Temporary feelings (Sun. 7/29)

Today was just one of those days when I was not feelin it. I woke up an unhappy panda for some reason and it just kind of lasted all day. A lot of it was that me and Lydia were the only two that didn’t have the day off, so everyone else had a relaxed air and we had a lot of work to do, which is a morale killer. Also we were supposed to work from 7-10am, so we had to get up really early. But when my alarm went off she wasn’t up yet, and I didn’t hear Kostas around, so I was like whatever, and slept til 8:30. Then we got up and started feeding the animals, and then Kostas came down. Turns out he was waiting to hear us moving around, while I was waiting to hear him. But he wasn’t mad, because he’s really nice and flexible with working times and stuff, but we had to get some work done by 10 because Phil was coming to teach us how to make fig jam. Hence we went over and picked figs for a little bit.

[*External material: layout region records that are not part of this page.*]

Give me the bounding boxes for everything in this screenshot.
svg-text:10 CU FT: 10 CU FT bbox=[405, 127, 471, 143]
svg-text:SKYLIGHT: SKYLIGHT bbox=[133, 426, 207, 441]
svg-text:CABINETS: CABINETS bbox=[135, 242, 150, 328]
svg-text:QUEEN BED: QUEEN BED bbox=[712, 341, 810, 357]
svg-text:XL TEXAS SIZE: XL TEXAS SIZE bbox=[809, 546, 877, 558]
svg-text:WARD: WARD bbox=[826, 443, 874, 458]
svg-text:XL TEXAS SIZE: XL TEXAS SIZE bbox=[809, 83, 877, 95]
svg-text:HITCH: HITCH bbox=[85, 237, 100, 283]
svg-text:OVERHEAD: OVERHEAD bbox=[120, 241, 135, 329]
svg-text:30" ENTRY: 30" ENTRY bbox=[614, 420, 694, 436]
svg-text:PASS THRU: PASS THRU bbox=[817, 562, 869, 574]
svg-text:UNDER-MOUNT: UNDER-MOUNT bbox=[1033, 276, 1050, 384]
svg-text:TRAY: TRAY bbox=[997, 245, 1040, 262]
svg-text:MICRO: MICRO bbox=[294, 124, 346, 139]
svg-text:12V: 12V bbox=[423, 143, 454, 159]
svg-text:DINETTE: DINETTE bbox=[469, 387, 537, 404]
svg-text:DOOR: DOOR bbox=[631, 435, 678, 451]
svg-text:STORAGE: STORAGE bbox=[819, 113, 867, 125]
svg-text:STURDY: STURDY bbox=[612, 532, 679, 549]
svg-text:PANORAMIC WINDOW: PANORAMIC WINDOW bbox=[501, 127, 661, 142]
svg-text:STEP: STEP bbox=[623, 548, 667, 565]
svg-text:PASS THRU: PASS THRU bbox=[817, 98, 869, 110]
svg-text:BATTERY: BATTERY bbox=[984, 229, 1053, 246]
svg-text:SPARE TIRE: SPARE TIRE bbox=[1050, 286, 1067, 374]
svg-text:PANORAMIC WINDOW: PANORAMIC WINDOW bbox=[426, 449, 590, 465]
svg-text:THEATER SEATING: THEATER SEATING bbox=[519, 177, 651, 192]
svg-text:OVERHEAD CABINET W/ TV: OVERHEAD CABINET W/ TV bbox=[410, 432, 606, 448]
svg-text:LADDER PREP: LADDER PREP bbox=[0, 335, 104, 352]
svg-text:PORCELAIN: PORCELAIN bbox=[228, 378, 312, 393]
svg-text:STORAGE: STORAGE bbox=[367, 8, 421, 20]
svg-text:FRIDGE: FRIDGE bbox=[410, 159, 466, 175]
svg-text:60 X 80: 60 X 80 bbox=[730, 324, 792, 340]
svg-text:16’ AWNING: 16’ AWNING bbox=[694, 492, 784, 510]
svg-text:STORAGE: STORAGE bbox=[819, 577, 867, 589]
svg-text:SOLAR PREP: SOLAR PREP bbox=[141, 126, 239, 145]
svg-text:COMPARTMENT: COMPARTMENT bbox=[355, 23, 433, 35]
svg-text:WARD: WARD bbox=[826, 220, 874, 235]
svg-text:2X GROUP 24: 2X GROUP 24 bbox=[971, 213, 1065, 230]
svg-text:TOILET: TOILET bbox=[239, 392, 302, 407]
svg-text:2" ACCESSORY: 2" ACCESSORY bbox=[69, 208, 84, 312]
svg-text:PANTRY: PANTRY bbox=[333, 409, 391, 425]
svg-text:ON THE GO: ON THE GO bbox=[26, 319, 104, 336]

We were gonna stop and then work 5-9pm, but I was still really cranky and did not want the prospect of working all evening while everyone was still off, so I went to keep working, which involved doing another whitewash layer in the wine room. I think Kostas could tell that I was feeling a little off though because he came over and was nice and told me to go learn about the jam as part of my work hours. While the jam was boiling, Lydia and I did the whitewashing. The the jam was soo so tasty! And really easy to make, and all natural. You just put cut up figs in a pot and boil them with sugar for about 25 minutes.

After we were done, I was thinking of walking into town, but also kindof didn’t want to, and then I decided to go anyway. Even though I almost turned around no less than 3 times while walking up the hill. But I eventually made it to Manolis’ where I found Phil, Kostas, and Katrina who had left to go into town earlier. That was nice to have some company, and Manolis had just brought out some post-lunch watermelon for them so he brought me a plate as well. That was definitely much appreciated after the hot trek there. I just stayed a few minutes, because I thought reading my emails and seeing some of the outside world would make me happier, but it didn’t really. Actually I felt a lil better since I was able to imessage the parentals briefly. And I got a ride back to the farm with Kostas on his bike, which was nice.

I went to the further beach to find the other 3 girls, but I couldn’t figure out how to get down there because it’s a tricky path and you have to go through a goat gate and down a lot of rocks so despite being able to see them, I just turned back and went to the normal beach. But while I walked I called my parents and talked, which was nice and slightly reencouraging. I’m still always so appreciative of how they don’t get mad when I call and am sad, and are instead always supportive and comforting. I was still having lots of feelings post-morning work and into the afternoon for some reason. I don’t quite know what was wrong, but I was just feeling weird. I think it was partly a “so close yet so far” type thing, and I felt like I had just hit a wall with my capability of functioning happily, and the prospect of having one more week to be away was slightly daunting. I just felt like being home, which is weird because I am happy here- it’s conflicting to have both those feelings at once. But today the home feeling was dominating. I felt better post-swim and post-phone call and post-beach relaxing, and headed back to the farm for the evening work, which was just 6-8pm. All we had to do was feed animals, get some figs, and water, and it wasn’t bad at all.

The Danes prepared a pie party for dinner which was so tasty! Aka more like quiche. WHICH I have never enjoyed but I REALLY LIKED IT I am a new person. They made a yummy vegetable one with our tons of zucchinis and also one with tomato and feta. AND they made apple pie for dessert which made me so happy. Afterwards, we played travel scrabble which the Boston girls brought. Try saying that 10 times fast it is quite the tongue twister. It was a lot of fun, especially since for 3 people English isn’t their first language. And it was the Danes last night so it was nice for us all to hang out together. So in the end I was fine and am happy again. Of course I haven’t hit my limit of having fun, which I probably knew deep down, but in the moment of being sad it’s hard to remember that things will be fine in like 3 hours. As my mom was saying to me on the phone, even though there’s a bad moment, think about all the awesome things that have happened so far and that for all I know I’ll have another one of those experiences any second. Mother was right, as always.